I would have loved to see a grudge race between Junior Reeder and Sammy Sauer. I don't think either one would have finished.

Olen McGuire
06-10-2009, 01:22 PM
Here's some pics and comments from Jerry Lee:




http://autoracingmemories.com/forums/picture.php?albumid=77&pictureid=527
(Candy Codner photo) Known mostly for his wild eyes, wild temper, and ’57 Chevys,
Junior Reeder was one of the toughest, most craziest guys to ever want to speed
through oncoming cars and battle hair-pin turns. ---Jerry Lee





http://autoracingmemories.com/forums/picture.php?albumid=77&pictureid=528
J.L. McGuire coll.) Junior Reeder picks up a Figure 8 win in 1967. Not much of a roll cage
in this Figure Eighter. Reeder was known to run the #41 in the ‘60’s rather than the #141
he was later famous for. ---Jerry Lee





http://autoracingmemories.com/forums/picture.php?albumid=77&pictureid=529
(J.L. McGuire coll.) Junior Reeder does the “James Dean lean” against one of his trademark’57
Chevys in the pits at Englewood Speedway in 1972. ---Jerry Lee



http://autoracingmemories.com/forums/picture.php?albumid=77&pictureid=530
(J.L. McGuire coll.) This is just a split second of Reeder’s famous heart-stopping flip that
took him end-over-end and barrel-rolling across the Englewood facility in 1972. I wish I knew
who to credit this photo to, because this shot made the cover of a few racing magazines
at the time. I bought my copy at the “Track Shack”, Englewood’s new racing souvenir stand
they had just built at the West end of the speedway. ---Jerry Lee

Jerry Lee
02-01-2010, 11:15 AM
http://autoracingmemories.com/forums/picture.php?albumid=238&pictureid=1838
(J.L. McGuire collection) Junior Reeder picks up another win in 1969.

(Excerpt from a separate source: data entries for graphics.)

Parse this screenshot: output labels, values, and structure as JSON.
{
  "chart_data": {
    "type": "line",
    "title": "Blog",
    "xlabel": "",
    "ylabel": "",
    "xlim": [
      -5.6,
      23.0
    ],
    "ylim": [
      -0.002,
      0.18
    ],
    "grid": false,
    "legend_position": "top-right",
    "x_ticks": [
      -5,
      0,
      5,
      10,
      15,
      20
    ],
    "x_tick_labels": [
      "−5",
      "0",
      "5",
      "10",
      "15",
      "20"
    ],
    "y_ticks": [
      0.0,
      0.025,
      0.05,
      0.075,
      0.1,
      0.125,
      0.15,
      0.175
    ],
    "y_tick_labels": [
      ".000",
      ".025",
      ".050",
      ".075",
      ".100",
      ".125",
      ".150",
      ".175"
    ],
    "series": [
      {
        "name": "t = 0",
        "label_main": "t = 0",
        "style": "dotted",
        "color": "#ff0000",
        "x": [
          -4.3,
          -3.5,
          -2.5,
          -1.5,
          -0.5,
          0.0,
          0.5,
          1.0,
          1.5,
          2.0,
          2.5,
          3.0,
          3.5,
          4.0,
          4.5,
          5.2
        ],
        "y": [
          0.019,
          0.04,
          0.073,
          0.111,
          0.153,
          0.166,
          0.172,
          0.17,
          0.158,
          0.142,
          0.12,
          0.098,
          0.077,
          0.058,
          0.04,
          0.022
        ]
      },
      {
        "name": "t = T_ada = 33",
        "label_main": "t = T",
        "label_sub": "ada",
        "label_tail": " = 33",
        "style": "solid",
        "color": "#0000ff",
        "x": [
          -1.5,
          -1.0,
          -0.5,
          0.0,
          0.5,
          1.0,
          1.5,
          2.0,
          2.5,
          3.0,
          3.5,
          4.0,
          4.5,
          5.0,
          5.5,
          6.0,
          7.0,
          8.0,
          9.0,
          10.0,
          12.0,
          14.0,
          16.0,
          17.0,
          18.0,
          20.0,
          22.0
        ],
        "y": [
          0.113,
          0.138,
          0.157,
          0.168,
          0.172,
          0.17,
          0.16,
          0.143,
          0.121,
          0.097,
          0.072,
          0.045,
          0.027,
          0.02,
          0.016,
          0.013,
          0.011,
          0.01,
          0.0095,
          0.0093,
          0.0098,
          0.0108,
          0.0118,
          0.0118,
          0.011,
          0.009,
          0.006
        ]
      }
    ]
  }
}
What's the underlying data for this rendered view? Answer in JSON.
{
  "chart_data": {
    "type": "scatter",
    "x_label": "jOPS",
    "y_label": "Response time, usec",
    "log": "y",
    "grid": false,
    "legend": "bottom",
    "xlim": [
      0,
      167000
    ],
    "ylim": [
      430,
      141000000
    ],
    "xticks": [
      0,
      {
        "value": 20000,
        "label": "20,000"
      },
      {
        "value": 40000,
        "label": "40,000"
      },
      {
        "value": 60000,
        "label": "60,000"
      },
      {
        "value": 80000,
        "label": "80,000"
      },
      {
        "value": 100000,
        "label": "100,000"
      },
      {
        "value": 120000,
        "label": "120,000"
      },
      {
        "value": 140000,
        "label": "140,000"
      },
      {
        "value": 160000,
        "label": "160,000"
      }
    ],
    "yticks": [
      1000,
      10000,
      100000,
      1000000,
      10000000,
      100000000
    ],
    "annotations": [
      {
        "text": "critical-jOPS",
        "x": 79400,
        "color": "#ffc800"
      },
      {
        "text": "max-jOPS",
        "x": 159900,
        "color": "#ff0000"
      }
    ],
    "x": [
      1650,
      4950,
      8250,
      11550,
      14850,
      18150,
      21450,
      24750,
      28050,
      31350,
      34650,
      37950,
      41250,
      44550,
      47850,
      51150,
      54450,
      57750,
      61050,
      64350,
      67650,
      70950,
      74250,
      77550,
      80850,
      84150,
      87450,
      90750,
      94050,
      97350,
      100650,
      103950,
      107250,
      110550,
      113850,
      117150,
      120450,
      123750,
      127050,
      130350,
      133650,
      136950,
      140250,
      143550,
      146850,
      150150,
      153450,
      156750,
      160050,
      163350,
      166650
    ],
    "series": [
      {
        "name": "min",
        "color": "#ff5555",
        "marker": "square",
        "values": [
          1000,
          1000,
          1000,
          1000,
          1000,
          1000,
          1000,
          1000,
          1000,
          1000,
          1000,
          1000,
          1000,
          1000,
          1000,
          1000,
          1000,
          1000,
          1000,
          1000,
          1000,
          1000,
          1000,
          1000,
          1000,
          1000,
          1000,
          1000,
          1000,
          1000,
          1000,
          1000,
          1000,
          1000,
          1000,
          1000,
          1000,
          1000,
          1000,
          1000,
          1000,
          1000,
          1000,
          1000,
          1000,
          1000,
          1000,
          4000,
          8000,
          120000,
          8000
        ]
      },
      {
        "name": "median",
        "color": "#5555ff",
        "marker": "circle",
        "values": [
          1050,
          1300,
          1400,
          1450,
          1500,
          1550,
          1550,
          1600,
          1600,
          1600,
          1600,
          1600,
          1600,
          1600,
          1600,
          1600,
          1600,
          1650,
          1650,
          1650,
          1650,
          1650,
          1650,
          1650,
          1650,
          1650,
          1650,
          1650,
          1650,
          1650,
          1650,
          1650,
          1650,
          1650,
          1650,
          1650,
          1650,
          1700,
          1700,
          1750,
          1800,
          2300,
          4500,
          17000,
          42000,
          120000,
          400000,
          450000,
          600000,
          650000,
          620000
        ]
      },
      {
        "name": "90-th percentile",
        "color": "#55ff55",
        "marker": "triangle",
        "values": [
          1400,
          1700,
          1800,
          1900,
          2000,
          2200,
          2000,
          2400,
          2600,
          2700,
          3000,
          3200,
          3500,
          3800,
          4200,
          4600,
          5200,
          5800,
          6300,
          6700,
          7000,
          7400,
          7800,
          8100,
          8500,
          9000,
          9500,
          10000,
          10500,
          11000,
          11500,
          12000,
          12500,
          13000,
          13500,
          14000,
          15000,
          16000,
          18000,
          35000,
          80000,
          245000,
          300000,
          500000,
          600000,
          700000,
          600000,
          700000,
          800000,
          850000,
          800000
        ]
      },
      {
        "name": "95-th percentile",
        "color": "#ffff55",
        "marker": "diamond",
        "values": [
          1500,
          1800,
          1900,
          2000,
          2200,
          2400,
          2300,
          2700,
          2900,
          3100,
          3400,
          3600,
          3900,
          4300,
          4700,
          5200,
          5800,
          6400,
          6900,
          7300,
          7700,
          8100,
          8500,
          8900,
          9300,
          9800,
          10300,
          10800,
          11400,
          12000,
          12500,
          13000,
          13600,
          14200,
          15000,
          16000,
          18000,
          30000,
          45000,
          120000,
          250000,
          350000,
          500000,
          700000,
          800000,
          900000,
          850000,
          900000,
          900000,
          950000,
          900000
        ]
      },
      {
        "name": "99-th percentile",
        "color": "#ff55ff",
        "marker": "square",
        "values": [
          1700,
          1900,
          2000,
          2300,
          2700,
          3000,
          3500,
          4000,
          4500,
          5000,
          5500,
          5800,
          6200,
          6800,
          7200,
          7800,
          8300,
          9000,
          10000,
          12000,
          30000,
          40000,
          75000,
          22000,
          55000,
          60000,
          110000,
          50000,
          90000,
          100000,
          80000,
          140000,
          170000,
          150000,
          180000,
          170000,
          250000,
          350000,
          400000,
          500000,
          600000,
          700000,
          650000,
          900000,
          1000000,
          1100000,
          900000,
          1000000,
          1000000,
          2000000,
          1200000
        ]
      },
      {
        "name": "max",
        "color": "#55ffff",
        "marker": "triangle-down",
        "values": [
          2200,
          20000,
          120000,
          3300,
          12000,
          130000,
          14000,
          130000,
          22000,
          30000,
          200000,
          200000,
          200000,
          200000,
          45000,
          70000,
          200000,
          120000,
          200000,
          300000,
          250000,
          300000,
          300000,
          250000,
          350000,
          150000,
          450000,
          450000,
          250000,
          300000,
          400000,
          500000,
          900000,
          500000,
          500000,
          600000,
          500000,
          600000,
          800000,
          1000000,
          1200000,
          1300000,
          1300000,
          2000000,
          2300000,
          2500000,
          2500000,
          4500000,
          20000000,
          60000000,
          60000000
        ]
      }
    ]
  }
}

http://autoracingmemories.com/forums/picture.php?albumid=238&pictureid=1839
(J.L. McGuire collection) From 1970, I believe this was one of Junior’s first cars to sport
the “Reeder Green” color.



http://autoracingmemories.com/forums/picture.php?albumid=238&pictureid=1840
(J.L. McGuire collection) This is a page from a 1974 Englewood program.

Jerry Lee
04-20-2010, 03:07 PM
http://autoracingmemories.com/forums/picture.php?albumid=238&pictureid=2160
(J.L. McGuire collection) After a one year suspension from Englewood, Junior came back like
wildfire in 1975 to wheel this ’56 Chevy for Gary Disher.